Tristan und Isolde

5
Reviewer's Rating

This production of Tristan und Isolde by Katharina Wagner first saw the light of day at last year’s festival immediately finding success with the cognoscenti of the Green Hill. Her direction tapped into the opera’s emotional strength and she delivered a powerful and compelling production that drifted at times from its traditional staging.

The first act is highly impressive not just musically speaking but visually, too! When we meet Tristan and Isolde they’re already deeply in love and frantically searching for each other against all the odds with Kurwenal and Brangäne battling hard to keep them apart.

However, when the lovers do meet they simply gaze longingly and lovingly at each other in total silence while the love potion that Brangäne prepares for Isolde is immediately discarded. The couple’s love is already sealed.

But what helps to make this act so highly impressive is Frank Philipp Schlößmann and Matthias Lippert’s brilliantly-designed set comprising a three-dimensional labyrinth of stairs evaporating into thin air, an influence, perhaps, of Giovanni Piranesi or MC Escher. But it was Piranesi’s engraving Il ponte levatoio: Le Carceri d’Invenzione (The drawbridge: the Imaginary Prisons) cited in the programme.

Overall, the visual impact was staggering greatly aided by Thomas Kaiser’s strikingly-designed costumes ranging from medieval to futuristic styles with Reinhard Traub’s lighting reflecting the dark and broody nature of the piece.

The scenario of act II is played out in a prison exercise yard with more than a hint of DDR political interference in evidence as Stasi-styled guards (King Marke’s henchmen) look down upon the lovers forced into a tiny cell. They’re constantly kept under surveillance with ultra-bright searchlights trained upon them.

In the final act, the staging’s dark and atmospheric with the tension brought to breaking-point as Tristan tries in vain to reach out to his beloved Isolde one last time seeking her through a series of triangular mirrors. They appear and disappear at whim the length and breadth of the stage reflecting a profusion of distorted images of Isolde driving Tristan to madness and insanity.

But the deeply-etched ending where a distraught Isolde shields the dead body of Tristan in her arms with King Marke offering the couple his blessing is reinterpreted by Wagner. After the singing of the Liebestod, Marke quietly drags the body of Isolde (very much alive it seems but, maybe, an apparition) across a bare stage thereby claiming his rightful bride.

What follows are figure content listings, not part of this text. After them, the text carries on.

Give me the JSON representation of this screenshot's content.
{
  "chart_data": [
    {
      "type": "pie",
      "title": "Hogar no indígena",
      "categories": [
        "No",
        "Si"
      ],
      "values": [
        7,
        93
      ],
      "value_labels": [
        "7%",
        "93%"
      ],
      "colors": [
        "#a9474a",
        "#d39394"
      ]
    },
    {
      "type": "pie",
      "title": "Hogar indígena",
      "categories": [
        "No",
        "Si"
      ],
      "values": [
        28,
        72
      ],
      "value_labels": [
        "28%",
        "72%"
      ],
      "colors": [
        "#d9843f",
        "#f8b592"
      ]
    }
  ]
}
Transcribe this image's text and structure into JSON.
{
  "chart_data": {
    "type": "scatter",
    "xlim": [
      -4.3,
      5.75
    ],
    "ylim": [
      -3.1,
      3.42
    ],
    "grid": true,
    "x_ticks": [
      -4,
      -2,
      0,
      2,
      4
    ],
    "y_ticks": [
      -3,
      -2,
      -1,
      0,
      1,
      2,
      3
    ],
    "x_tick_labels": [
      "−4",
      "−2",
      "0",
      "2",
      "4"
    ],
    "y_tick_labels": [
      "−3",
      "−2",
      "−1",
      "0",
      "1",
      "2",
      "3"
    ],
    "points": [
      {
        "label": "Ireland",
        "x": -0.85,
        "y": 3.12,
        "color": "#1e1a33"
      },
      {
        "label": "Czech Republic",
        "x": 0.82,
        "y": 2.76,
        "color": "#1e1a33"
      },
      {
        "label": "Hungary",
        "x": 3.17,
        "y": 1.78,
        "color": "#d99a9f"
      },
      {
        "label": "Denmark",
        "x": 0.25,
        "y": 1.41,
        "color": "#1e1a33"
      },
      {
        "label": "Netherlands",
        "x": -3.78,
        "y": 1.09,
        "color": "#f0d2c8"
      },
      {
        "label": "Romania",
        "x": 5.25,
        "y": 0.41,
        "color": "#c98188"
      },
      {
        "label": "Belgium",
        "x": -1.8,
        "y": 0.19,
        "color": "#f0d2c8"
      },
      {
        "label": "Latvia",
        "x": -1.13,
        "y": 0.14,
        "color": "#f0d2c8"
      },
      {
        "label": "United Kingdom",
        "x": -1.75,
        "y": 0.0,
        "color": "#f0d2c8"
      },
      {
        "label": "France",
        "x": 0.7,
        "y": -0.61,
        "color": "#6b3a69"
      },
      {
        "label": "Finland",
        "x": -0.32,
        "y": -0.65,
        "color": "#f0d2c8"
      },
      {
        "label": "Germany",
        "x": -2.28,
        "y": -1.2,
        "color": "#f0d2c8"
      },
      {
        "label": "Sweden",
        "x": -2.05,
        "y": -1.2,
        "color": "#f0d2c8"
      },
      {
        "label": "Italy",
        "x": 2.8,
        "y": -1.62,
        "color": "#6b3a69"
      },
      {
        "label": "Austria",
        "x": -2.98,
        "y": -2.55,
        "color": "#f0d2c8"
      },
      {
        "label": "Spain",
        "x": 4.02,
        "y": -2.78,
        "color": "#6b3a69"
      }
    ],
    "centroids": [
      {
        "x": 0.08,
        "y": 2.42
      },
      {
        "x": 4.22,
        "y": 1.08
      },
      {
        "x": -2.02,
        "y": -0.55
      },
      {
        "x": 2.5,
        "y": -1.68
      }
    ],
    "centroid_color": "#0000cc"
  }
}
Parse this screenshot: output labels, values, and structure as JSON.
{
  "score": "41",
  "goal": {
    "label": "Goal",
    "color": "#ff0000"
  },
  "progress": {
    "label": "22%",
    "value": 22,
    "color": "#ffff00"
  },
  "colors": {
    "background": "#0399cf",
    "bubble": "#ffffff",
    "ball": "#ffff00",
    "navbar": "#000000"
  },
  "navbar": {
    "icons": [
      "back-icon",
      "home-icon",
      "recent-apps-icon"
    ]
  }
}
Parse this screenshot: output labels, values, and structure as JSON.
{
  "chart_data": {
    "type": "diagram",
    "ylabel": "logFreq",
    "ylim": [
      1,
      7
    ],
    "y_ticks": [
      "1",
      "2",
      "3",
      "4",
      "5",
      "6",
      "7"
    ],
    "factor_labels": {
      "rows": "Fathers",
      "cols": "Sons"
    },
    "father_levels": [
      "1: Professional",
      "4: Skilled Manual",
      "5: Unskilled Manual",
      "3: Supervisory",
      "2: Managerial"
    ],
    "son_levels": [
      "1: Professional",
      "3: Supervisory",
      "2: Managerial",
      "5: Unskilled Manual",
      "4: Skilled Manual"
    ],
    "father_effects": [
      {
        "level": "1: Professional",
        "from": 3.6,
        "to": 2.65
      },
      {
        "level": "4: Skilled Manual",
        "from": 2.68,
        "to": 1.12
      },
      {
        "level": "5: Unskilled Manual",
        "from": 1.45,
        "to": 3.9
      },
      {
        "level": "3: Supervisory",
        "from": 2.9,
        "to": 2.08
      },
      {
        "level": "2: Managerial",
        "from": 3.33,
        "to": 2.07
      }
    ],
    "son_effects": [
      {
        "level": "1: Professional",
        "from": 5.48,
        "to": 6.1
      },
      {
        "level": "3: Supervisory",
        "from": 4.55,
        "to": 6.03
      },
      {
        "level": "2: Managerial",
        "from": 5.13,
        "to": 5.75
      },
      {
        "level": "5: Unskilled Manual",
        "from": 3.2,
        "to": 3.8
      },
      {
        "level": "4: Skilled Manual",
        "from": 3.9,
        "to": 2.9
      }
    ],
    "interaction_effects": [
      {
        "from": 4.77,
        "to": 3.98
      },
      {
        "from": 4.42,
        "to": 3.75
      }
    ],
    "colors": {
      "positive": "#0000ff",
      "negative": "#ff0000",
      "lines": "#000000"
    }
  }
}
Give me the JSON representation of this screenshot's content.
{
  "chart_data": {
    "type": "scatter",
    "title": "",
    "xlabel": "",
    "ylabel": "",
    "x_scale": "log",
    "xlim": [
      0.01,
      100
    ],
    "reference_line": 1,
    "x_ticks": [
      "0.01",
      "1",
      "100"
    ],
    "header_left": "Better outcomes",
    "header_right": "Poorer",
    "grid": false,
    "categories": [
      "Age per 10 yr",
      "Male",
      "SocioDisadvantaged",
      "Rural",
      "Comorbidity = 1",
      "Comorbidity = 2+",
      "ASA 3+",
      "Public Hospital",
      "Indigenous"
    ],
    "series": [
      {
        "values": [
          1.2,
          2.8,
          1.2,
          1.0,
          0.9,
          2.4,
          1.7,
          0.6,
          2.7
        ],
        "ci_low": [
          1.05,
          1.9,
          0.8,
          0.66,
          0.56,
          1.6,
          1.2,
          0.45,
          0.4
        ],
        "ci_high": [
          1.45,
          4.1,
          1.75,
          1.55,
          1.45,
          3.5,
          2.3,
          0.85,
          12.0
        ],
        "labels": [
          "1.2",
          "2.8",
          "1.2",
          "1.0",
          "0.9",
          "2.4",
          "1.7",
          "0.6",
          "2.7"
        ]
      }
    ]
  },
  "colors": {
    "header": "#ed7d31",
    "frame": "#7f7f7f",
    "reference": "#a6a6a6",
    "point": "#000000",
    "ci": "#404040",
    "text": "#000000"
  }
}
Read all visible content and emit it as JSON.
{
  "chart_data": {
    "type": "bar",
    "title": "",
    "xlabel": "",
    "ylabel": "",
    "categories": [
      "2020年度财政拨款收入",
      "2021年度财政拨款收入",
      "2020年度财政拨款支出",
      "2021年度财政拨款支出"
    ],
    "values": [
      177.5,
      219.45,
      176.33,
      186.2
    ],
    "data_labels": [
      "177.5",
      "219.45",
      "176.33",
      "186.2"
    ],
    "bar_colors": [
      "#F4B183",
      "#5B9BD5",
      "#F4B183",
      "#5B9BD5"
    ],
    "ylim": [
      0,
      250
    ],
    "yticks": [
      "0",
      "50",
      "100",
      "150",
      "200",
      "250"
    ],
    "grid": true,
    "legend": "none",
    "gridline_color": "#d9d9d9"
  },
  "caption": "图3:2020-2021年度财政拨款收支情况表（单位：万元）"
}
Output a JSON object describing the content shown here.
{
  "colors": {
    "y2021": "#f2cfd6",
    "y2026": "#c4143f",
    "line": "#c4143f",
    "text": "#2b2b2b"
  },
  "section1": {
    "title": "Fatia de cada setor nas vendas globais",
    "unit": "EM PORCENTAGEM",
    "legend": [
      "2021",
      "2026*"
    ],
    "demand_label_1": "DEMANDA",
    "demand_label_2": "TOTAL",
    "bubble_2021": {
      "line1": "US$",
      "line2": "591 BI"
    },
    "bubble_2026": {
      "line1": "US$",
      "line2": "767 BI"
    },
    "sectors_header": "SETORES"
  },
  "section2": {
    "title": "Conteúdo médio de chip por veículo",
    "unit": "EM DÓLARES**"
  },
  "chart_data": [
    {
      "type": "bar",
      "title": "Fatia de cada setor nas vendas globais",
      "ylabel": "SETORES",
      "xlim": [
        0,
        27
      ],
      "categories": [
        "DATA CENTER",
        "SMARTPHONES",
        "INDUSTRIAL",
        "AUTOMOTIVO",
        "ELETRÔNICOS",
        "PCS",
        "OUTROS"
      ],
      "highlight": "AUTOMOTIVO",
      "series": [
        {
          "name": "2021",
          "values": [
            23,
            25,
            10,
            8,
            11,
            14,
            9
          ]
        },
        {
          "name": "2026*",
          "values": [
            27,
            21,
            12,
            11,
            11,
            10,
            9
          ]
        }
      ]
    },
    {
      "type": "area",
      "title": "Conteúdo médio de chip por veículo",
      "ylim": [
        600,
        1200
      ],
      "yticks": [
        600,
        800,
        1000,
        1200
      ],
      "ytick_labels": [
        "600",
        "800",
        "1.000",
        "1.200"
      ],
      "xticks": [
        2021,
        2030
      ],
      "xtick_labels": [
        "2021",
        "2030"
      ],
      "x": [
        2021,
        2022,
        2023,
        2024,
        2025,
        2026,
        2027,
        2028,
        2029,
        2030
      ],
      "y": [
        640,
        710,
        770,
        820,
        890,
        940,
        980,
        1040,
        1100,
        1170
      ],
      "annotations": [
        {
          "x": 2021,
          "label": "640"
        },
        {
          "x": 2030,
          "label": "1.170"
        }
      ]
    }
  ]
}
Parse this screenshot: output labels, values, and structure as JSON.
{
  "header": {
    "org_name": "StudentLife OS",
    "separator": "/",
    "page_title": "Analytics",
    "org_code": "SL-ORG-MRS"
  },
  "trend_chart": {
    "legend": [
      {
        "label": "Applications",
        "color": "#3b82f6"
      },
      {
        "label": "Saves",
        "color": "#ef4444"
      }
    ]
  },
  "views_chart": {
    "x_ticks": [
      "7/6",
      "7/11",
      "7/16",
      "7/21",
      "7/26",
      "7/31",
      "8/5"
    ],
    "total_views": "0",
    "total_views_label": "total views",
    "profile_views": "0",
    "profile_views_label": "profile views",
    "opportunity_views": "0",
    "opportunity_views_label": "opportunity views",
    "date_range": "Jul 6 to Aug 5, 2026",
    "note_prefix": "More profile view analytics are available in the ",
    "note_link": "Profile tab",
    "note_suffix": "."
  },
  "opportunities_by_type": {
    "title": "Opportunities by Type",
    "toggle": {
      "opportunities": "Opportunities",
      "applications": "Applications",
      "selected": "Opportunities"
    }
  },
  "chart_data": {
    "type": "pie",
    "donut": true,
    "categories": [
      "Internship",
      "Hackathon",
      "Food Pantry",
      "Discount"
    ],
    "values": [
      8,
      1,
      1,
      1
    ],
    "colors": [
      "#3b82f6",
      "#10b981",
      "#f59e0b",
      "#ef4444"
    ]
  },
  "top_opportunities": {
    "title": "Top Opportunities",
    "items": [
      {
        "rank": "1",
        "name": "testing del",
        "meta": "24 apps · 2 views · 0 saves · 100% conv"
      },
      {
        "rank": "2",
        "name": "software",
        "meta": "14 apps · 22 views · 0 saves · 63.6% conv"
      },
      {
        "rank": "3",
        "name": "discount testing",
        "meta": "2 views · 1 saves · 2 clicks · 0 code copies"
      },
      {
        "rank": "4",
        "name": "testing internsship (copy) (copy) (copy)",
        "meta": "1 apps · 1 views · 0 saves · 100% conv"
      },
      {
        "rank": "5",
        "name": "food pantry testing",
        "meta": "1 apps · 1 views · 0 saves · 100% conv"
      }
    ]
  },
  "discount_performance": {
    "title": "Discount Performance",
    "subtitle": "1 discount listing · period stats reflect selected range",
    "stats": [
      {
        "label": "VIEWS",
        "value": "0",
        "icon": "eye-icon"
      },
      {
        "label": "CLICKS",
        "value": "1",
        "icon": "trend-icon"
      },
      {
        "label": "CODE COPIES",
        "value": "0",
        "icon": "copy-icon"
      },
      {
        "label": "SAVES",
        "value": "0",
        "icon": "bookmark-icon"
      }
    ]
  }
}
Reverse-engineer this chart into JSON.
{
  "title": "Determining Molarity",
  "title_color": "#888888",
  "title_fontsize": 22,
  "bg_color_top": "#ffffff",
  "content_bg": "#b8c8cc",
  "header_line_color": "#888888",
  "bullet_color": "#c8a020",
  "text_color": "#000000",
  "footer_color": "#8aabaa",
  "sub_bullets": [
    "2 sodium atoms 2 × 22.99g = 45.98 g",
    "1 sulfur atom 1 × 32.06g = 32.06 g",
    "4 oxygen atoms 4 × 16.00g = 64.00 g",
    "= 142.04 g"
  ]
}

American heldentenor, Stephen Gould, delivered a brilliant interpretation of Tristan. What a voice! But German bass, Georg Zeppenfeld, equally matched it putting in a commanding and authoritative performance as King Marke while Frankfurt-born singer, Petra Lang, sang Isolde for the first time relishing the part. Her performance, especially in the Liebestod, was stunning to say the least and it more than stamped her authority on what is one of the most demanding of all Wagnerian female roles.

The pairing of Scottish bass-baritone, Iain Paterson, as Kurwenal and German mezzo-soprano, Christa Mayer, Brangäne, hit the mark, too. And so did the orchestra which plays such a dominant role in this opera commenting on every psychological and dramatic development through leitmotivs and the endless melodising that Wagner substituted for arias and duets.

Maestro Thielemann, on top form in the pit, got from his charges some rich, imaginative and warm playing that was simply thrilling to hear in the confines of the Festspielhaus.